In the name of racial equality, new walls are being formed around our language

Habib is a mixed race South African, with impeccable social justice credentials: he has spent most of his life working for academic institutions at the forefront of promoting racial equality in post-apartheid South Africa. Now his downfall has come at the hands of a group of students sitting at home reprimanding him harshly on Zoom about racial sensitivity.

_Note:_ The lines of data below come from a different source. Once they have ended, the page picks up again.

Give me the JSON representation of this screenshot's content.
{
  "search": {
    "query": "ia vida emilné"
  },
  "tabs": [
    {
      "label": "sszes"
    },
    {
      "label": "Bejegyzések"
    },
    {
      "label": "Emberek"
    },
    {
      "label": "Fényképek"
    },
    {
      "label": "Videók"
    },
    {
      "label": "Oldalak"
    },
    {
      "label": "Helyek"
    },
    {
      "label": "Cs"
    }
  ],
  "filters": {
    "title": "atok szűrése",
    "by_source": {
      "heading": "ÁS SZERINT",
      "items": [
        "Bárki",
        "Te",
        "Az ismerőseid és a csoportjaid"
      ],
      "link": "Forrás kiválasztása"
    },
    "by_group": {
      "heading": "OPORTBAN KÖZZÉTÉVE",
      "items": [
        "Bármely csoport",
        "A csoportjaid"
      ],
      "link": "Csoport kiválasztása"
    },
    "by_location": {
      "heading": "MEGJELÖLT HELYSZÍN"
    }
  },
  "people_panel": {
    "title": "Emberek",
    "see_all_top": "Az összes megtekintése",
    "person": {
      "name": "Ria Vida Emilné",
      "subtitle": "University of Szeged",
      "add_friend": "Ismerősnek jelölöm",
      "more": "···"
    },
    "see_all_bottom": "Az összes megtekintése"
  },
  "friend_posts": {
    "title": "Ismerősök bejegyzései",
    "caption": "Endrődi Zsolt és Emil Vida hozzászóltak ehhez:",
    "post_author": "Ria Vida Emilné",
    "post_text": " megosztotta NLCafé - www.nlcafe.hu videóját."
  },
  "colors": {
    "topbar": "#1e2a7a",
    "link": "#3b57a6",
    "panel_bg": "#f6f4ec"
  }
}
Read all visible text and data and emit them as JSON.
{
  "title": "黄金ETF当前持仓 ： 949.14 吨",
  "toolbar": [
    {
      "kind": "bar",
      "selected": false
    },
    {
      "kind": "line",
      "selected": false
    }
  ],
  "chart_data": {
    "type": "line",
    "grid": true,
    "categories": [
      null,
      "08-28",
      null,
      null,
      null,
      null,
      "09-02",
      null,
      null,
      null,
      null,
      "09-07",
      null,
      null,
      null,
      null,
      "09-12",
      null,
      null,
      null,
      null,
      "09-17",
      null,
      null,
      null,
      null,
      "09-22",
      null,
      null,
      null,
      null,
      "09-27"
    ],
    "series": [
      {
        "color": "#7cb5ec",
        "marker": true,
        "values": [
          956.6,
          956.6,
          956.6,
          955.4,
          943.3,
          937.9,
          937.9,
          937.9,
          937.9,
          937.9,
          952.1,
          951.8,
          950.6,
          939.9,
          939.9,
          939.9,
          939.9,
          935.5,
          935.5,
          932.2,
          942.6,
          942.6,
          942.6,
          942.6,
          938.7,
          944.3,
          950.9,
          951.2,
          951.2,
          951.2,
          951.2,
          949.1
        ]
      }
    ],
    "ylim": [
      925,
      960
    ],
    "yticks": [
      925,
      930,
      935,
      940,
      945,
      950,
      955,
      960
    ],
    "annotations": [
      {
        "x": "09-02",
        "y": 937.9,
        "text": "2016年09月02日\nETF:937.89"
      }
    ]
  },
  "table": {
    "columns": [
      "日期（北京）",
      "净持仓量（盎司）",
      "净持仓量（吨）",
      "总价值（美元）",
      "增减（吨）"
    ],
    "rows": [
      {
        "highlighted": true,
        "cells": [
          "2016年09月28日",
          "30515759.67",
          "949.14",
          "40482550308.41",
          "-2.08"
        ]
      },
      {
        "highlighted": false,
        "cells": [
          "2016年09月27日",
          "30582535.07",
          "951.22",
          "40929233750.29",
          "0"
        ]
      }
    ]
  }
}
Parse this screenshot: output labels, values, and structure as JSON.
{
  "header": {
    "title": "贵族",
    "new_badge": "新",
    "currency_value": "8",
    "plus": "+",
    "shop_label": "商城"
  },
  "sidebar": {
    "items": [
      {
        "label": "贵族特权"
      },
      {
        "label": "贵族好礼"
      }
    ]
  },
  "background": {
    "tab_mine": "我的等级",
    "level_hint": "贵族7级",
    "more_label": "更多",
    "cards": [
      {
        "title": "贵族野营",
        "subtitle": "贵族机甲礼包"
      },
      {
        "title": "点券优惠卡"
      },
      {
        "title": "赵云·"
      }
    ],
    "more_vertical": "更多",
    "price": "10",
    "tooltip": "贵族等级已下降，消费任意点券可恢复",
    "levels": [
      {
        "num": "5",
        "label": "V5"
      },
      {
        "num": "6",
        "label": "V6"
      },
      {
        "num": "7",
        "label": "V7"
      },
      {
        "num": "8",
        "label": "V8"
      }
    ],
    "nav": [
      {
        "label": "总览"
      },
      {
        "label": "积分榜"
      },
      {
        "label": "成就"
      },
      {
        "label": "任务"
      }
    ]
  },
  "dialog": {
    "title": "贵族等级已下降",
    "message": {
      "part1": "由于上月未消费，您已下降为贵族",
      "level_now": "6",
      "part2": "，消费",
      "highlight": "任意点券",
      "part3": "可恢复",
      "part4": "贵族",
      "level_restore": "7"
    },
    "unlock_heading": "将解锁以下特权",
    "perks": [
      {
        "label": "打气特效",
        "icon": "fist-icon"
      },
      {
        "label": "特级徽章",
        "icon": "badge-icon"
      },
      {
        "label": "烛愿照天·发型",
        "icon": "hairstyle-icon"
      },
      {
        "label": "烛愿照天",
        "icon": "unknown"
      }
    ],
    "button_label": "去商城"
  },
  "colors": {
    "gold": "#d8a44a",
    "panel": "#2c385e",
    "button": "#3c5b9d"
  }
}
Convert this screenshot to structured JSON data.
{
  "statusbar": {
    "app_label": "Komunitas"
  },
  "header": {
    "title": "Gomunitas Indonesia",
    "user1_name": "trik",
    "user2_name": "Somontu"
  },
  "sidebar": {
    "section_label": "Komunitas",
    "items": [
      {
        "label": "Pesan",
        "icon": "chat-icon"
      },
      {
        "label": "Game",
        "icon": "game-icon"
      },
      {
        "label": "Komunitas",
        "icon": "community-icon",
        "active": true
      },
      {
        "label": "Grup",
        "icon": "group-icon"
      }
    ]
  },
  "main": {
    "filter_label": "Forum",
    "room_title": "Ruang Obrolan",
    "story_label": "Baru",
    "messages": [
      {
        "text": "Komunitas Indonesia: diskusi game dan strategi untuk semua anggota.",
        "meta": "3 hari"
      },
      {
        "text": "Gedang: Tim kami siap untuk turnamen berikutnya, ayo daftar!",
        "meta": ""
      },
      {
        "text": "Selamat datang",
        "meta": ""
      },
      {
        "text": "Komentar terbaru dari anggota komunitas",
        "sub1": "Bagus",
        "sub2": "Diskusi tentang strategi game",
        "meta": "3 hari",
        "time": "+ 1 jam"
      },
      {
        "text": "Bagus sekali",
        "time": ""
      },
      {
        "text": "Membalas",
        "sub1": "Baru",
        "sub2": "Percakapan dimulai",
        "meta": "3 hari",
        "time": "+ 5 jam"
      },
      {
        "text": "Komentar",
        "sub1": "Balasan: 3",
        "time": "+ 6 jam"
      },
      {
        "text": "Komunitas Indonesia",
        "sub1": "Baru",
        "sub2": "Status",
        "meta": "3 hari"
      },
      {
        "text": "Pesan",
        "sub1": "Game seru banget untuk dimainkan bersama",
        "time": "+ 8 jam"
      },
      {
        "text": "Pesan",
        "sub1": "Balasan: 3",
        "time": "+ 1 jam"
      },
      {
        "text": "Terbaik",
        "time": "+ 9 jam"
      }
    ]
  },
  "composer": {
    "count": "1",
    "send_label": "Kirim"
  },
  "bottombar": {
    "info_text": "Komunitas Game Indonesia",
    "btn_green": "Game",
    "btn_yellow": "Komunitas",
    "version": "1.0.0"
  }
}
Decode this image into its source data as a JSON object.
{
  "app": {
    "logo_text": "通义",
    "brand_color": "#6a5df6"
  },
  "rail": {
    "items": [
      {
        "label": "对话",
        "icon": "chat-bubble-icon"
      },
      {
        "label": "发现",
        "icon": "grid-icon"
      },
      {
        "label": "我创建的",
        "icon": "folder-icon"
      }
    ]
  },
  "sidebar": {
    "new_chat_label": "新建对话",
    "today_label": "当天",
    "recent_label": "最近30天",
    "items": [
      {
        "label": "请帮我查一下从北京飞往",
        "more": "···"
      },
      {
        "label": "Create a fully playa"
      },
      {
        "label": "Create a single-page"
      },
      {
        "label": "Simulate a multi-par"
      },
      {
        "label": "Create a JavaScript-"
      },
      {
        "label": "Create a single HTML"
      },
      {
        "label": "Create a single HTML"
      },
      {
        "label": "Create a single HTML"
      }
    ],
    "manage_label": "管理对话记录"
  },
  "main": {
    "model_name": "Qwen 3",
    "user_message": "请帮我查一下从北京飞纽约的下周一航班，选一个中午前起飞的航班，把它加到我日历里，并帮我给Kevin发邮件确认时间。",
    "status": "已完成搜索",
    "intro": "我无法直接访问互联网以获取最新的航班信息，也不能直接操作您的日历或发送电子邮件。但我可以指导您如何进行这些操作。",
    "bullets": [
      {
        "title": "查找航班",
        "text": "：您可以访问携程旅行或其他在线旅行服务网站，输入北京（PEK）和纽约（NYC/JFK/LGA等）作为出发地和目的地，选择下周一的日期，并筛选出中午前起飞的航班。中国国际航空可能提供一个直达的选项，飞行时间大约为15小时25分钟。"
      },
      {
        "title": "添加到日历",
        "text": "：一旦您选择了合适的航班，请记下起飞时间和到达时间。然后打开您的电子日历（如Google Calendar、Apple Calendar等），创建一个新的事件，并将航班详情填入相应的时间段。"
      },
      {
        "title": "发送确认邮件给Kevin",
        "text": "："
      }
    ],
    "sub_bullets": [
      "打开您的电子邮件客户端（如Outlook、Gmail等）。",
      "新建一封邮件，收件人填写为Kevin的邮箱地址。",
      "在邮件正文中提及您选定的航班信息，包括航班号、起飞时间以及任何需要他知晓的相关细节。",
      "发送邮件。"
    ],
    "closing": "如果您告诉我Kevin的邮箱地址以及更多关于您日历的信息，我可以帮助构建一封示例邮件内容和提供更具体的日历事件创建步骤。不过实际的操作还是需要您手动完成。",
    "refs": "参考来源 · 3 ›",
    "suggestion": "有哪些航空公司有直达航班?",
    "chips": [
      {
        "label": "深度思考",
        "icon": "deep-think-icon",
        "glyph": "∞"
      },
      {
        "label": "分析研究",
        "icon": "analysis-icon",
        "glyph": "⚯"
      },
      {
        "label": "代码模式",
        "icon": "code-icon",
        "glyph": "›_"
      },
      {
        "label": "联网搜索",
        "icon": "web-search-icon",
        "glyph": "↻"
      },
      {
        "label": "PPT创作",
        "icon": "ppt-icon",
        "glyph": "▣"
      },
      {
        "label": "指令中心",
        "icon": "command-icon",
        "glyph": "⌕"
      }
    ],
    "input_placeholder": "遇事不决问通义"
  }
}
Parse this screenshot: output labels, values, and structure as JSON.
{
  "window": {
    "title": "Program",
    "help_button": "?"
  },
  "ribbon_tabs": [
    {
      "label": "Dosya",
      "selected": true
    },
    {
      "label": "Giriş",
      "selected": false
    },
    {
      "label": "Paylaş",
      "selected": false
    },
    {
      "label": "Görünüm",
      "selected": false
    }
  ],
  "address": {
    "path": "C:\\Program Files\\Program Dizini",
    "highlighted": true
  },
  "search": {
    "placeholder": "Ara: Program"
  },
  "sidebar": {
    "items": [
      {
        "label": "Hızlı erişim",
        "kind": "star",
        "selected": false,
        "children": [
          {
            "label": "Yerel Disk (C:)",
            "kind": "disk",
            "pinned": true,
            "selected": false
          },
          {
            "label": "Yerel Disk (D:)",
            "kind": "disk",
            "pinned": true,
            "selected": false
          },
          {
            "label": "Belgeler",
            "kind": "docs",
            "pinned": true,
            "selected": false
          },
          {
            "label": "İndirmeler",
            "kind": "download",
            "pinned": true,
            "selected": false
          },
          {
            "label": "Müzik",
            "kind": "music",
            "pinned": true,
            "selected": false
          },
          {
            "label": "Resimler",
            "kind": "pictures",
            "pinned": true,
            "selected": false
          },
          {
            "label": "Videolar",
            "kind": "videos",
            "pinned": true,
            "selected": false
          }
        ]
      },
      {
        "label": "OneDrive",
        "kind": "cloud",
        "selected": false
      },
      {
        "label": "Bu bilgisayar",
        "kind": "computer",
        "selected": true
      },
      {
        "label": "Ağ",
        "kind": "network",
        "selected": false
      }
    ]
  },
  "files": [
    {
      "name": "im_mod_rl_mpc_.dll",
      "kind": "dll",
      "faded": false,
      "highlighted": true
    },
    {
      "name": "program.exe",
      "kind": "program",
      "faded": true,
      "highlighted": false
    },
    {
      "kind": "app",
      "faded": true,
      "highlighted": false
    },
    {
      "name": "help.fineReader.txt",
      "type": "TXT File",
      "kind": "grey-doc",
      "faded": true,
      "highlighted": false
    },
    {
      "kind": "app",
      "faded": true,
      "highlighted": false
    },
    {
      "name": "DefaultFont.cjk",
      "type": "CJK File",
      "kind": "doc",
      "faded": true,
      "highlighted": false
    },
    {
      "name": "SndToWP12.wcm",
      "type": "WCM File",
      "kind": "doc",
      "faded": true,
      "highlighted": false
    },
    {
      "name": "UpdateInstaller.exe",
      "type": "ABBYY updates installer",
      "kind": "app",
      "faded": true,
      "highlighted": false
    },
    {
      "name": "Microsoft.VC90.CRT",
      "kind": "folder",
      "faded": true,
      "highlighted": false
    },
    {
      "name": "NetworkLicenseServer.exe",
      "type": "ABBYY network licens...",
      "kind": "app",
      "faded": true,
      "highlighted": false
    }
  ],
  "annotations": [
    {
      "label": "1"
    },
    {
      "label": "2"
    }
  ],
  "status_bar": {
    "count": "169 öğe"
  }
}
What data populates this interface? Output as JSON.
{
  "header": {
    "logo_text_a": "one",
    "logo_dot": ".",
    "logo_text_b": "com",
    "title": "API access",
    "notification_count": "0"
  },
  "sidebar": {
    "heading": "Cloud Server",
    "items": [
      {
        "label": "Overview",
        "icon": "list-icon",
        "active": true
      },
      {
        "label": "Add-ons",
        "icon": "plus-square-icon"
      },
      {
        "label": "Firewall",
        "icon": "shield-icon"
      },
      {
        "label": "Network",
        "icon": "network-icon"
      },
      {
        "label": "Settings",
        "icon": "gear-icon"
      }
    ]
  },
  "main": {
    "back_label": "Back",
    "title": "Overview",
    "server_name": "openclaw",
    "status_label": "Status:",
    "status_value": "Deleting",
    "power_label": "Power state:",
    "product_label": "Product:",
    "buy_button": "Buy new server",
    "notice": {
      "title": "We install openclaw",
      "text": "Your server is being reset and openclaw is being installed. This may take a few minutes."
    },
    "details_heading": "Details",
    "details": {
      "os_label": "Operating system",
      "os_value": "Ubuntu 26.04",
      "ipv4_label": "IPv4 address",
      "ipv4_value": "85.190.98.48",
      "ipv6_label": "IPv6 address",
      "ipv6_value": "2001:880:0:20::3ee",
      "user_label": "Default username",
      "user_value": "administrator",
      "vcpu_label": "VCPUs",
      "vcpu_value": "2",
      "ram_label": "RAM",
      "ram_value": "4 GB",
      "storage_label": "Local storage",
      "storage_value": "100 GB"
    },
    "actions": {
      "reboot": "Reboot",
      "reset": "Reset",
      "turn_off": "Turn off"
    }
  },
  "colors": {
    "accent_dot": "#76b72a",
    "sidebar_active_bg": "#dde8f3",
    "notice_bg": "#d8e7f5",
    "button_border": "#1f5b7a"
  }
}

For a university that supposedly wants to engage with uncomfortable issues such as racial injustice, global inequality and human rights, SOAS students are often incredibly sensitive. It is hard to see how you can discuss colonial Africa, racial hierarchies or oppression – themes which appear in a number of SOAS modules – without first acknowledging the existence and connotations of the N-word. Its use in an appropriate academic context, if anything, ensures that the centuries spent combatting racial inequality are not forgotten. Dick Gregory, the famous American comedian and civil rights activist, would surely have agreed: he called his autobiography ‘Nigger: An Autobiography by Dick Gregory’ as an anti-racist statement.